Despite the heavy sell-off, the whale still holds around 50,000 BTC. At current prices, that amounts to nearly $5.4 billion. This indicates a short-term hedging strategy rather than a complete exit. At the same time, the whale’s long-term confidence in Bitcoin remains intact.
CryptoQuant data shows the BTC was not converted into stablecoins but sent to Hyperliquid. Analyst JA Maartunn confirmed that these assets were swapped directly into Ethereum. Moreover, the fact that the address belongs to a well-known, long-standing investor made the move even more significant.
Historical Whale Activity and Market Impact
Similar whale patterns emerged in past cycles. In both 2017 and 2021, gradual whale sales marked distribution phases that capped rallies. In 2020, certain whales shifted into ETH before the DeFi boom, while Bitcoin entered a consolidation period. This rotation allowed Ethereum to outperform.
The latest whale shift reflects a similar outlook. Ethereum may capture short-term momentum while Bitcoin struggles to hold its ground. Meanwhile, gold prices surged to record highs as investors sought safer havens. U.S. monetary policy uncertainty continues to weigh on overall risk sentiment.
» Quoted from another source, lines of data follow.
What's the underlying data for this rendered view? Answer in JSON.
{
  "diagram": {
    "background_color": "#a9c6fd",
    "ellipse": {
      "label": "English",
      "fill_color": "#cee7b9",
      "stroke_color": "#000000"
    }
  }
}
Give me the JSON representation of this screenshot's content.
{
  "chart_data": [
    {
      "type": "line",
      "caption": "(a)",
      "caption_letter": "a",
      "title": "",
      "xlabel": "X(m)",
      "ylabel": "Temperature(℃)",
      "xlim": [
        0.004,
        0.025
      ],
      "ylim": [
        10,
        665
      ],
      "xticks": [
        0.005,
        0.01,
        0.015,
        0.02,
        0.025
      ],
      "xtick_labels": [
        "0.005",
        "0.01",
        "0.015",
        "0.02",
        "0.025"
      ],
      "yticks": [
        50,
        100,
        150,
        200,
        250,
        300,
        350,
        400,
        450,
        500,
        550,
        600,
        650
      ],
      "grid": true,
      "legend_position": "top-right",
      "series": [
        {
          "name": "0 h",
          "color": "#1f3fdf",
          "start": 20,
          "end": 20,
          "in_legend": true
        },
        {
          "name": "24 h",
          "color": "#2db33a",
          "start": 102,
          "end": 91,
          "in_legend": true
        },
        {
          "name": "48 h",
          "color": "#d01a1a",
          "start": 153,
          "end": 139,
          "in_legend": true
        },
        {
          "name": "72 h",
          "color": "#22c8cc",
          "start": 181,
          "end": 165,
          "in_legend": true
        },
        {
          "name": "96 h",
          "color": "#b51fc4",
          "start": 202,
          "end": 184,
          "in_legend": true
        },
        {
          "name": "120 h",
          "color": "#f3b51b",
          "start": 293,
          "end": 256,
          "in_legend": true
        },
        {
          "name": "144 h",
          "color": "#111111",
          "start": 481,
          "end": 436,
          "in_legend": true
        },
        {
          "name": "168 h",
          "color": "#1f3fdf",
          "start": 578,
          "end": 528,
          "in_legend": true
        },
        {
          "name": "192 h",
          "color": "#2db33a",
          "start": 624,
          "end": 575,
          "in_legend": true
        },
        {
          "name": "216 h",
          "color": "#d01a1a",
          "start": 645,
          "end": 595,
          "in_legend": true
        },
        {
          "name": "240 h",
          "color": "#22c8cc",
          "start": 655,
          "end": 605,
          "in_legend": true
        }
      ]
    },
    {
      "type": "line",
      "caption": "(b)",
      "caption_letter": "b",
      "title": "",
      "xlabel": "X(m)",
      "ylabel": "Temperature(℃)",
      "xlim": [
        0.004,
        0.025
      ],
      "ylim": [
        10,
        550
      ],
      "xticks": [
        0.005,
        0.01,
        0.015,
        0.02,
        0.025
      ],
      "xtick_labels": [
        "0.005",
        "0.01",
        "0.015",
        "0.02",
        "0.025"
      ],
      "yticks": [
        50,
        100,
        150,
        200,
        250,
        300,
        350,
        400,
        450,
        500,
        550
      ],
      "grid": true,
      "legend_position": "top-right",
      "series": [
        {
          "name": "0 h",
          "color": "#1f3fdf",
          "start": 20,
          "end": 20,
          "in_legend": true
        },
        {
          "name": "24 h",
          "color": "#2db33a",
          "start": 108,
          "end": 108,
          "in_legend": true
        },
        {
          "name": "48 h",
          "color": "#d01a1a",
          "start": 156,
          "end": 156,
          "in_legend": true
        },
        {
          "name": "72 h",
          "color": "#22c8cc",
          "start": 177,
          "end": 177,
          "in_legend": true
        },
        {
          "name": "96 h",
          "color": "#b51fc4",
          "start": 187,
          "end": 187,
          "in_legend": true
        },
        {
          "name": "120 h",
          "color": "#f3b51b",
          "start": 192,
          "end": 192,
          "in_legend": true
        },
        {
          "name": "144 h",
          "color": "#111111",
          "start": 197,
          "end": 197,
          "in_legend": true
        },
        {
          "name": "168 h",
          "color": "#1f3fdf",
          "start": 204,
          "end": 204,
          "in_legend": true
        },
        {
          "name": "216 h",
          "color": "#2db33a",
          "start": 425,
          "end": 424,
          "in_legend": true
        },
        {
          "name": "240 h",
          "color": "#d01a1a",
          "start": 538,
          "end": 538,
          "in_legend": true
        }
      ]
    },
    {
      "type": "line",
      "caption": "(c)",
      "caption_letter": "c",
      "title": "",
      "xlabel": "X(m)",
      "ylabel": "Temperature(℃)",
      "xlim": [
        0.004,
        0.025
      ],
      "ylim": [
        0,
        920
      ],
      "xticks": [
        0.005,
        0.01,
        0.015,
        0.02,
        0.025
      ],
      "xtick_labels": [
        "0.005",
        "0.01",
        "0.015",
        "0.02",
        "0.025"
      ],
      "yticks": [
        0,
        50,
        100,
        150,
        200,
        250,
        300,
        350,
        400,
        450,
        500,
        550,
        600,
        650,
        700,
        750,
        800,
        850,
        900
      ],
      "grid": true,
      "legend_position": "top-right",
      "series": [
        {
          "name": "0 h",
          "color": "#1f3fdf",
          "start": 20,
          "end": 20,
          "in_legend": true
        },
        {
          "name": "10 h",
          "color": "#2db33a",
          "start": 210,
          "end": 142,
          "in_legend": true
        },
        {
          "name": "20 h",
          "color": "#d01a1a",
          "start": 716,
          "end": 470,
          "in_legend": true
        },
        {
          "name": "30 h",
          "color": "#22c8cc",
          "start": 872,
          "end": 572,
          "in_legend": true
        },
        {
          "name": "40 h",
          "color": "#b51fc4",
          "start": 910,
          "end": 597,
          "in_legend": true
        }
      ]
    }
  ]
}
On the technical side, Bitcoin charts display a golden cross signal. Under normal conditions, this is a bullish indicator. However, aggressive whale selling is overshadowing the signal. In addition, the move into Ethereum strengthens a cautious market tone.
In the long run, this is not a total exit from Bitcoin. The whale still holds 50,000 BTC, underscoring long-term conviction. Yet, short-term capital flow favors Ethereum. This rotation signals a temporary momentum shift rather than a structural change in market dominance.